Beyond Mars and the asteroid belt, half a billion miles from the sun, the solar system might seem frigid, bleak, and lifeless. But scientists believe there’s a chance tiny alien creatures could reside on a distant moon, and you might find them if you look in the right place. For many researchers, that place is Europa, below its thick, icy crust.
Planetary scientists are discovering more about Jupiter’s fourth-largest moon, one of Earth’s nearest ocean worlds—places like Saturn’s moons Titan and Enceladus that have bodies of salty water and other liquids that could be amenable to the emergence of life. They’re presenting new findings this week about Europa’s cracked surface, hidden ocean, and geological activity at the biggest annual planetary conference in the United States, organized by the American Astronomical Society, held virtually for the second year in a row. The research serves as a prelude to tantalizing opportunities for new observations by upcoming NASA and European Space Agency missions.

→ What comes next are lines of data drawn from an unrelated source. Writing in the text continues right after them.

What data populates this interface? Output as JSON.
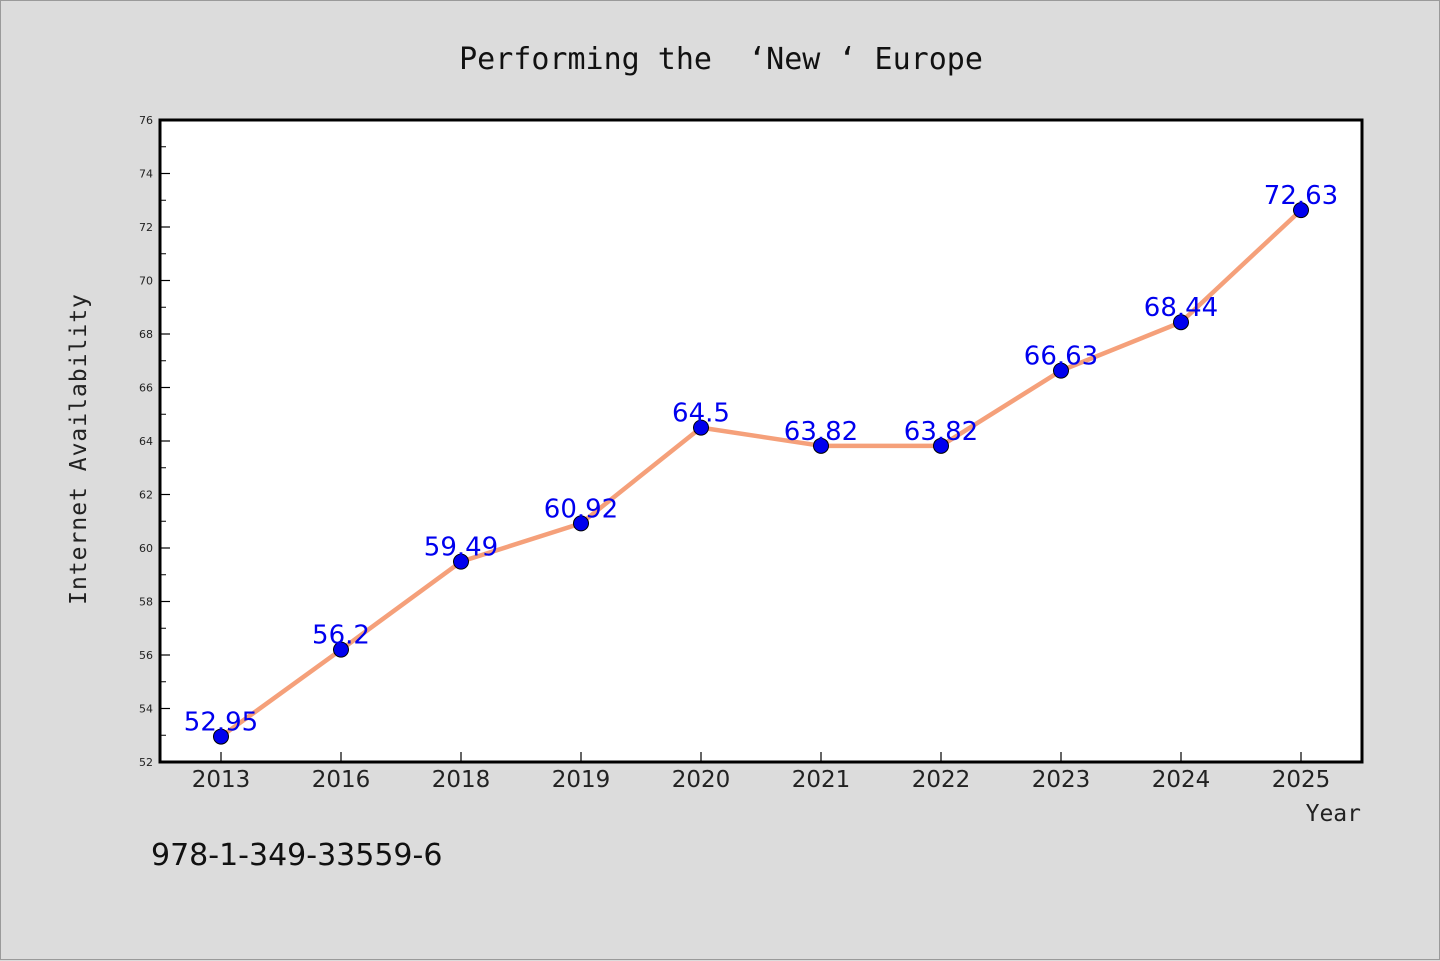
{
  "chart_data": {
    "type": "line",
    "title": "Performing the  ‘New ‘ Europe",
    "xlabel": "Year",
    "ylabel": "Internet Availability",
    "categories": [
      "2013",
      "2016",
      "2018",
      "2019",
      "2020",
      "2021",
      "2022",
      "2023",
      "2024",
      "2025"
    ],
    "series": [
      {
        "values": [
          52.95,
          56.2,
          59.49,
          60.92,
          64.5,
          63.82,
          63.82,
          66.63,
          68.44,
          72.63
        ],
        "labels": [
          "52.95",
          "56.2",
          "59.49",
          "60.92",
          "64.5",
          "63.82",
          "63.82",
          "66.63",
          "68.44",
          "72.63"
        ],
        "line_color": "#f5a07a",
        "marker_color": "#0000ee"
      }
    ],
    "ylim": [
      52,
      76
    ],
    "yticks": [
      "52",
      "54",
      "56",
      "58",
      "60",
      "62",
      "64",
      "66",
      "68",
      "70",
      "72",
      "74",
      "76"
    ],
    "grid": false,
    "legend": "none"
  },
  "footer": {
    "isbn": "978-1-349-33559-6"
  },
  "colors": {
    "background": "#dcdcdc",
    "plot_background": "#ffffff",
    "axis": "#000000"
  }
}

“Europa is fantastic. Of anywhere in the solar system, outside the Earth, it has the greatest potential, I think, for maintaining a habitable environment that could support microbial life,” says Michael Bland, a US Geological Survey space scientist in Flagstaff, Arizona. After modeling the moon’s dynamic, rocky interior, Bland believes the conditions on its deep seafloor could be amenable to life, according to new work that he and NASA Jet Propulsion Laboratory scientist Catherine Elder presented at the conference on Monday.
Europa’s ocean is buried under about 10 miles of ice, but that doesn’t necessarily mean it’s too cold for life. As the moon orbits Jupiter, tidal forces generate heat that melts around 5 percent of the moon’s mantle, far below ground. Some of that magma could migrate up 100 miles through small cracks in the cold, rocky material above it, erupting onto the seafloor, Bland argues. If this process indeed happens, and frequently enough, it would function like hydrothermal vents do on Earth: These volcanic seafloor fissures provide the energy and chemical ingredients for life, far below the reach of sunlight and photosynthesis. Hardy organisms thrive in such dark, high-pressure environments on our world, and perhaps they do on others as well.
But for the process to work, the magma has to reach the underground sea quickly, before it freezes and hardens. Its upward velocity might be just barely fast enough for it to work out that way, Bland’s models show, meaning there’s a chance for life on Europa’s seafloor. “It’s plausible, but specific conditions have to be met, and it’s not guaranteed,” he says.
Europa is considered one of Jupiter’s four Galilean moons, first spotted by Galileo Galilei with his pre-NASA telescope four centuries ago. Its compatriots include Io, a volcanic, sulfuric, radiation-bombarded wasteland close to Jupiter, and, orbiting further out beyond Europa, massive Ganymede and cratered Callisto. The latter two may harbor underground oceans, as well, but if so, the water would lie much deeper beneath even thicker crusts.
But Europa is unique. Not only is its crust relatively thin, but its surface is covered with thousands of narrow, criss-crossing ridges and crevices, some extending for hundreds of miles. By mapping currently available images, Michelle Babcock, a planetary scientist at Georgia Tech in Atlanta, identified around 70 “tortuous ridges” among them: wiggly, irregular structures unlike the straight and arced ridges scientists can already explain.
While she’s not yet sure what causes the ridges’ convoluted paths, all the laceration marks on the moon’s exterior could originate in some way from its slightly elliptical orbit, which repeatedly carries it closer to—and then farther from—Jupiter. “As it’s orbiting Jupiter, the shell is being stretched and pulled, and that tidal stress is causing fractures and cracks, contributing to a lot of surface features,” Babcock says. She presented her findings with colleagues Britney Schmidt and Chase Chivers on Monday.